The Server line is good. Many web sites use Apache. We are not revealing much there. The X-Powered-By line is not following good practice. It is revealing the exact version of PHP being used.

One very common method that lets users learn a lot about how your server is set up is error messages. It is not only exact version numbers that can help an attacker. For example knowing where things are stored on the server's hard disc can also be useful information, and error messages often include file paths.


How Moodle avoids this problem

Moodle makes it easy for you to hide error messages, or only have them sent to your log files.

There are warnings for administrators if errors are set to be displayed on-screen.

However, there are options in Moodle to display errors on-screen, for the benefit of developers working on development servers.

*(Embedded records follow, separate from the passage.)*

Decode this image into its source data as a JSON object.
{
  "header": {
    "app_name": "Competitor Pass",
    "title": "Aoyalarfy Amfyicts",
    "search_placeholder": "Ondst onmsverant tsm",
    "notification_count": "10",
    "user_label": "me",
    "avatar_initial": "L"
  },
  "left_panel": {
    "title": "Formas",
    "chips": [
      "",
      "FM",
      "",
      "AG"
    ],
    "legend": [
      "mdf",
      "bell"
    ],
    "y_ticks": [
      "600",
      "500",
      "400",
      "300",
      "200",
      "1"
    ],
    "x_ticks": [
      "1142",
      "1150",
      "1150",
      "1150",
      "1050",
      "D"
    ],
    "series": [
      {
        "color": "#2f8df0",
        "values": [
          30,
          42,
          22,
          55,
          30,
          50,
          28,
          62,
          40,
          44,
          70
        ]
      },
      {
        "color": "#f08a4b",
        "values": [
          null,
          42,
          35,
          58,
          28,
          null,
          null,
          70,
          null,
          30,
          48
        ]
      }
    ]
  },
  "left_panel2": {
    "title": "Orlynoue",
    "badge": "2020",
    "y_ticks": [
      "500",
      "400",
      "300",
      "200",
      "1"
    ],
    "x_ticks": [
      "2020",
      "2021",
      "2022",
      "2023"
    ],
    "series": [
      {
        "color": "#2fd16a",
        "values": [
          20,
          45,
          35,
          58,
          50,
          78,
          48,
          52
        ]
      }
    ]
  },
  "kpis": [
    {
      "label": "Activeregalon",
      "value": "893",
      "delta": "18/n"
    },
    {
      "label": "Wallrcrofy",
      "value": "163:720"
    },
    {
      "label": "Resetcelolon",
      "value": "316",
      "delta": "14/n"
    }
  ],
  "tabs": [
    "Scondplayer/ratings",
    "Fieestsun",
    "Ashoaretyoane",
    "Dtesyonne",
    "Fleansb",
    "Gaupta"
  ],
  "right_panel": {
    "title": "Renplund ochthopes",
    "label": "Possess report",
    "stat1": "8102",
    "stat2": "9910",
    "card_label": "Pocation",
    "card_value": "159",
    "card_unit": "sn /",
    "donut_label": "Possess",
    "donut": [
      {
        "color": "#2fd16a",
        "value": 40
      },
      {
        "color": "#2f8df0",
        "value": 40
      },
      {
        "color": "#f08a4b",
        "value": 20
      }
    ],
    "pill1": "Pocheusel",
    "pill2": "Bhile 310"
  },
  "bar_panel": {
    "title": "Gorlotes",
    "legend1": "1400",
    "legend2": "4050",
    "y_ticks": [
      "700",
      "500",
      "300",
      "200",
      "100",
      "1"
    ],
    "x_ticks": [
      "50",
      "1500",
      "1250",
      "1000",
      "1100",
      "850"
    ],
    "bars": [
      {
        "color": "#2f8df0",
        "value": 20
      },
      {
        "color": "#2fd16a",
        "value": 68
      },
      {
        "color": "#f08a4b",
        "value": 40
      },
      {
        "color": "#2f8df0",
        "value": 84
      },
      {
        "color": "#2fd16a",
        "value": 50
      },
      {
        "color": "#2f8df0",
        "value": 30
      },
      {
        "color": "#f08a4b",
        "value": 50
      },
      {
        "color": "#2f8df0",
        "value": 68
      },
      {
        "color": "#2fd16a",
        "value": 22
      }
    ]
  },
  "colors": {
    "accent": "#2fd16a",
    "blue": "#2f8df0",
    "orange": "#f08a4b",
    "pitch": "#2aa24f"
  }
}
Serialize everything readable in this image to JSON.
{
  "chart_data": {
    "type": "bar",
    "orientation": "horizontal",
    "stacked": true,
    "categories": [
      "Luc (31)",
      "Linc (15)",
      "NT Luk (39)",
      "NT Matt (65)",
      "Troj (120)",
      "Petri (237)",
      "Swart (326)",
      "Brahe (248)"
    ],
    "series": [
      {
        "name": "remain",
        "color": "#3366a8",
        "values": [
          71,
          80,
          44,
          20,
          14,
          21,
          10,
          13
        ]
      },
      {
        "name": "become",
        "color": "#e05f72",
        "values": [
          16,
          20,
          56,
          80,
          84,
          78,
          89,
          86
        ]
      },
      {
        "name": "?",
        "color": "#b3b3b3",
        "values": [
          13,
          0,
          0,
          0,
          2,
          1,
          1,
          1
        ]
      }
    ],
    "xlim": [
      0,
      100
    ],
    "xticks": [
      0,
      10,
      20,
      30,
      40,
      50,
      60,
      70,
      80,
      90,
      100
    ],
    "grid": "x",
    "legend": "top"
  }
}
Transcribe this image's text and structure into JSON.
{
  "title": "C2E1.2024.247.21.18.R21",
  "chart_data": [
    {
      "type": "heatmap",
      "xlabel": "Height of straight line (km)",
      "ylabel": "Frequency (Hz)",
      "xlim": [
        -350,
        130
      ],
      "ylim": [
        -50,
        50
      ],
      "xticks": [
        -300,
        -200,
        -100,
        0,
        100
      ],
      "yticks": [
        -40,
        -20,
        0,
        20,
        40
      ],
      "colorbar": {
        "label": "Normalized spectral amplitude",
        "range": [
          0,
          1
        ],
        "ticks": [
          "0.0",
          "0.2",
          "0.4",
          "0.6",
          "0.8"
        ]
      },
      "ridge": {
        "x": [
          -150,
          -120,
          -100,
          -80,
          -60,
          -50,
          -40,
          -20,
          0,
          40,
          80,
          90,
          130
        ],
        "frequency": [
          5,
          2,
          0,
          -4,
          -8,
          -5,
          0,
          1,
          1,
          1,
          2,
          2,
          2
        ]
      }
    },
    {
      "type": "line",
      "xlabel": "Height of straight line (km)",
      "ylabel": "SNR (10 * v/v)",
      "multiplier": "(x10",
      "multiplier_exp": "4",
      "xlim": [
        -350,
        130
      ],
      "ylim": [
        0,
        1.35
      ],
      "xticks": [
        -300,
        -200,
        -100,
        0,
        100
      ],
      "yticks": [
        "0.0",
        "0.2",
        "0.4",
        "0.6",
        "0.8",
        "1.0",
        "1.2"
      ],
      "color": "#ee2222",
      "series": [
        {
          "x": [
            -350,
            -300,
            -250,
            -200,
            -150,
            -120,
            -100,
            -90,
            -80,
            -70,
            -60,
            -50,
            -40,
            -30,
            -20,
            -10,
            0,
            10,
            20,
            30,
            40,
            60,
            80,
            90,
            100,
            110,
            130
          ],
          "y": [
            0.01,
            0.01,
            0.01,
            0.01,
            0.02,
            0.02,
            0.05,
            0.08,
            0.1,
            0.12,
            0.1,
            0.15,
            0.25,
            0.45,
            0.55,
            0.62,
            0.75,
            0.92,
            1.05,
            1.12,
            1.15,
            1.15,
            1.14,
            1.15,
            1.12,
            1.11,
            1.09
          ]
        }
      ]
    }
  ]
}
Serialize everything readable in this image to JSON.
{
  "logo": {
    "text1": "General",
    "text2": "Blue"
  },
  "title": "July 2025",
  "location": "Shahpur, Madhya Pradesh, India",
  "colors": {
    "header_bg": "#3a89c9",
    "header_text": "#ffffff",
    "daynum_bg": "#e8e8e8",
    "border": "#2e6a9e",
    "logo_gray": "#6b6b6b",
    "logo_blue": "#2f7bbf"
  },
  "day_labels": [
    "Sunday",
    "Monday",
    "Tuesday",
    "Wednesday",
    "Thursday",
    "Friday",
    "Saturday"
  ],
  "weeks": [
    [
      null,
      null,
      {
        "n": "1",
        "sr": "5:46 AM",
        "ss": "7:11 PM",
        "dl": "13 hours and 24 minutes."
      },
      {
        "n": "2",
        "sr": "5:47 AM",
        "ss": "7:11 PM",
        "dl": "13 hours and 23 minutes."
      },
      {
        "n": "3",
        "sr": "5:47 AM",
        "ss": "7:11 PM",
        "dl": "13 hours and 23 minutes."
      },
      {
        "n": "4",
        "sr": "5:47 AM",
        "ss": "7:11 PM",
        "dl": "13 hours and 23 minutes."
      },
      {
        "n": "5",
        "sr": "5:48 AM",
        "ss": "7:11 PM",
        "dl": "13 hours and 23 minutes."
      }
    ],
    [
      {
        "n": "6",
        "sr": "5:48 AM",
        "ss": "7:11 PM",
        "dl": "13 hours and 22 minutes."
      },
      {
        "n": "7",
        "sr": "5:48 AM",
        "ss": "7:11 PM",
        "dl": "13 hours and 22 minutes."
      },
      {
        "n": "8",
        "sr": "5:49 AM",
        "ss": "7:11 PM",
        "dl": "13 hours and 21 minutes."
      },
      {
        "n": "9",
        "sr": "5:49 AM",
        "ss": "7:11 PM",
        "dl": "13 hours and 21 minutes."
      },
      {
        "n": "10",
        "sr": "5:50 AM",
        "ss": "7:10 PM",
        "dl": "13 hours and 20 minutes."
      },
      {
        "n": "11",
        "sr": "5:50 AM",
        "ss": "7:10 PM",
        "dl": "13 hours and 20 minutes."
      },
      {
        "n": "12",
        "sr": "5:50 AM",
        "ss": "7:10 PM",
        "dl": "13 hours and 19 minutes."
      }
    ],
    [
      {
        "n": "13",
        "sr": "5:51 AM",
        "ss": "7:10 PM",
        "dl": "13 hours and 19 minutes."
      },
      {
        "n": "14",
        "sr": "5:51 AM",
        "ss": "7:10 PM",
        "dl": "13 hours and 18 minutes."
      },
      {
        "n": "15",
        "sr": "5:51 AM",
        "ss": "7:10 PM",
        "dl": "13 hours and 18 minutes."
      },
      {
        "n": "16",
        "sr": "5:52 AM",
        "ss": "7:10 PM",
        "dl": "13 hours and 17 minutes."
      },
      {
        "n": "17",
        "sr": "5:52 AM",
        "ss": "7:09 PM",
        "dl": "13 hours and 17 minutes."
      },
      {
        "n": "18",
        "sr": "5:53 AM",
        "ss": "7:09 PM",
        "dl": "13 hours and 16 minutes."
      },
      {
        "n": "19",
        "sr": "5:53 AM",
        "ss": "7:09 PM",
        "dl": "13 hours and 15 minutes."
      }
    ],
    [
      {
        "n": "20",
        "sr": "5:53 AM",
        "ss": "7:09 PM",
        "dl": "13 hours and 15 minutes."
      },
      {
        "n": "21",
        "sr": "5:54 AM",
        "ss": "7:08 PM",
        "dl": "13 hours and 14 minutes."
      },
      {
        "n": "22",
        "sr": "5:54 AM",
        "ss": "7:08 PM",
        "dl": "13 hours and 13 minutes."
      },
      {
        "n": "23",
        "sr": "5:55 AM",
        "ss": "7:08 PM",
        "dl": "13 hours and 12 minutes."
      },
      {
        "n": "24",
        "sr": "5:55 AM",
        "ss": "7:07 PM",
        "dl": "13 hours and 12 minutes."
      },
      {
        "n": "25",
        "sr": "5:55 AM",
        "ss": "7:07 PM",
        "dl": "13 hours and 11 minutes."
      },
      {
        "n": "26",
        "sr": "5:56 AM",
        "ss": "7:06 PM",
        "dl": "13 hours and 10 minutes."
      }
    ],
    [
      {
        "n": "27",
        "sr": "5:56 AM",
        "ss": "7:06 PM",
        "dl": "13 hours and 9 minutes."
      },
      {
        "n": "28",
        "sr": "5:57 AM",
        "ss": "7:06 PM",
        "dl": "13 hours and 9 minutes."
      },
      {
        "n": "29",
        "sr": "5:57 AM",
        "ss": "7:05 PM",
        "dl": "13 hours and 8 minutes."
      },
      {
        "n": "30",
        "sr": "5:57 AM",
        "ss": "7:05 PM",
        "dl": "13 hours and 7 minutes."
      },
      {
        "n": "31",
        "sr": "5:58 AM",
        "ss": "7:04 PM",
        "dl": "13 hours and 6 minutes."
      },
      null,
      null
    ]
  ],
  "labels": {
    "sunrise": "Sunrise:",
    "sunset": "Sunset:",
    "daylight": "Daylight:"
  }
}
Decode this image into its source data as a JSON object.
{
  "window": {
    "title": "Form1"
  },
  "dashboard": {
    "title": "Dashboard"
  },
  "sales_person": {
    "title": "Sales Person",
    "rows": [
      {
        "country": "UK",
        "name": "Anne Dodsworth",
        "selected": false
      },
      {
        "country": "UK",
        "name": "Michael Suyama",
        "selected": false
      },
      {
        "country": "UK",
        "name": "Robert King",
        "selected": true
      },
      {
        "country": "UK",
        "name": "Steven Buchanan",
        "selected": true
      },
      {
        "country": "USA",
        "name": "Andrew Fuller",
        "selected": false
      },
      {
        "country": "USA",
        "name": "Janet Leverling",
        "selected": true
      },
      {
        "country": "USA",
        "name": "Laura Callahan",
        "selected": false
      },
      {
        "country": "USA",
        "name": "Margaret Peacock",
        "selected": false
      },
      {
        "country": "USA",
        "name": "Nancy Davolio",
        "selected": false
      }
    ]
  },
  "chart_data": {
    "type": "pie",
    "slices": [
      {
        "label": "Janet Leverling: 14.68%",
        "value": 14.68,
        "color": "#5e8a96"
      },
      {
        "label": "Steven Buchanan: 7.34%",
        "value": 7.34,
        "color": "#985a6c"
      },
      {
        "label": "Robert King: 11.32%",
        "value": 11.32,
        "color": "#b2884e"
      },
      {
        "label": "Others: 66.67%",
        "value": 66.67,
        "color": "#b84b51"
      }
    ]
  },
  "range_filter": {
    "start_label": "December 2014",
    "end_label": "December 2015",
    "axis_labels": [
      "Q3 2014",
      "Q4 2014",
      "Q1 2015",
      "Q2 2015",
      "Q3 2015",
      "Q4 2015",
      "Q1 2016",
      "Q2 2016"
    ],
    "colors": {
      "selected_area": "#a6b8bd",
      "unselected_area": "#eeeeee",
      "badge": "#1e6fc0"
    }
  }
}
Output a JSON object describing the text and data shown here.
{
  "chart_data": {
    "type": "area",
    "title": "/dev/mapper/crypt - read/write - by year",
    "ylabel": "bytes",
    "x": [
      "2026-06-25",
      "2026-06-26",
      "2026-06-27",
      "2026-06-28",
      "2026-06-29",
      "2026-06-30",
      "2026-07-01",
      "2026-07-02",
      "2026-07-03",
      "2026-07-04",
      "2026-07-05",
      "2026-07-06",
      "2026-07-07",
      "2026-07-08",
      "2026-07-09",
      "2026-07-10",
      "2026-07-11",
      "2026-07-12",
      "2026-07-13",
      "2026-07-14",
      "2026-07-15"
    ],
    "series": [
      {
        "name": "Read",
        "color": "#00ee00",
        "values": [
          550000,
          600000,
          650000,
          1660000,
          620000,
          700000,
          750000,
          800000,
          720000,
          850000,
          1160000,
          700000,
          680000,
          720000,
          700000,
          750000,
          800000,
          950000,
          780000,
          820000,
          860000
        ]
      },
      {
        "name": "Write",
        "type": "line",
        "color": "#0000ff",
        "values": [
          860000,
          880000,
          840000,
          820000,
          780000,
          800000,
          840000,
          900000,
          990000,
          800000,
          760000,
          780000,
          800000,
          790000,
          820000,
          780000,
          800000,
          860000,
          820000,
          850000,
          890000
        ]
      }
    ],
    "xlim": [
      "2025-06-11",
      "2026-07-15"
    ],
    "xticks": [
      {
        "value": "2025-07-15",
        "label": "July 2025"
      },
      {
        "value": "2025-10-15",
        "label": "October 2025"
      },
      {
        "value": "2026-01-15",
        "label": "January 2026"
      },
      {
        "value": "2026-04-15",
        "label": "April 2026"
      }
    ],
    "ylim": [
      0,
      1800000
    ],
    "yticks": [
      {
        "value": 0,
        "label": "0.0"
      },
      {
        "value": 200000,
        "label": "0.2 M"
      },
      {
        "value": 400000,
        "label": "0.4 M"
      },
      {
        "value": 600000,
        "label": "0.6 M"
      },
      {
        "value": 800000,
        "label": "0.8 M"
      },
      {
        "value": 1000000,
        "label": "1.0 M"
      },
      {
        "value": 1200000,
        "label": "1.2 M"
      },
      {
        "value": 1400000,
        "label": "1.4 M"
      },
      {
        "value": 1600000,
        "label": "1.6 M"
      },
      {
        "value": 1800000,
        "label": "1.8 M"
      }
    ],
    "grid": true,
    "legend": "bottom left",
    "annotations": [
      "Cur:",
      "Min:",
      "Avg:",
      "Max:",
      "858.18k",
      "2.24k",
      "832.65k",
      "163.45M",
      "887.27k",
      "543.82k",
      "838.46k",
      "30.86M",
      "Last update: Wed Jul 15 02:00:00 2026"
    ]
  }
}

Similarly, Moodle provides easy access to the PHP info page, which reveals almost everything about your sever, but only if you are logged in as admin.

Moodle is naughty. With the standard theme, it is easy to find out exactly which version of Moodle is being used from the site home page.


What you need to do in your code

  • Only reveal technical information in the parts of error messages that go into the log files. The user-facing error message should describe the problem in more general terms.


What you need to do as an administrator

  • Configure your sever to only send out minimal information about which platform and Moodle version you are running.
  • Make sure technical error messages are only sent to log files, not displayed on screen.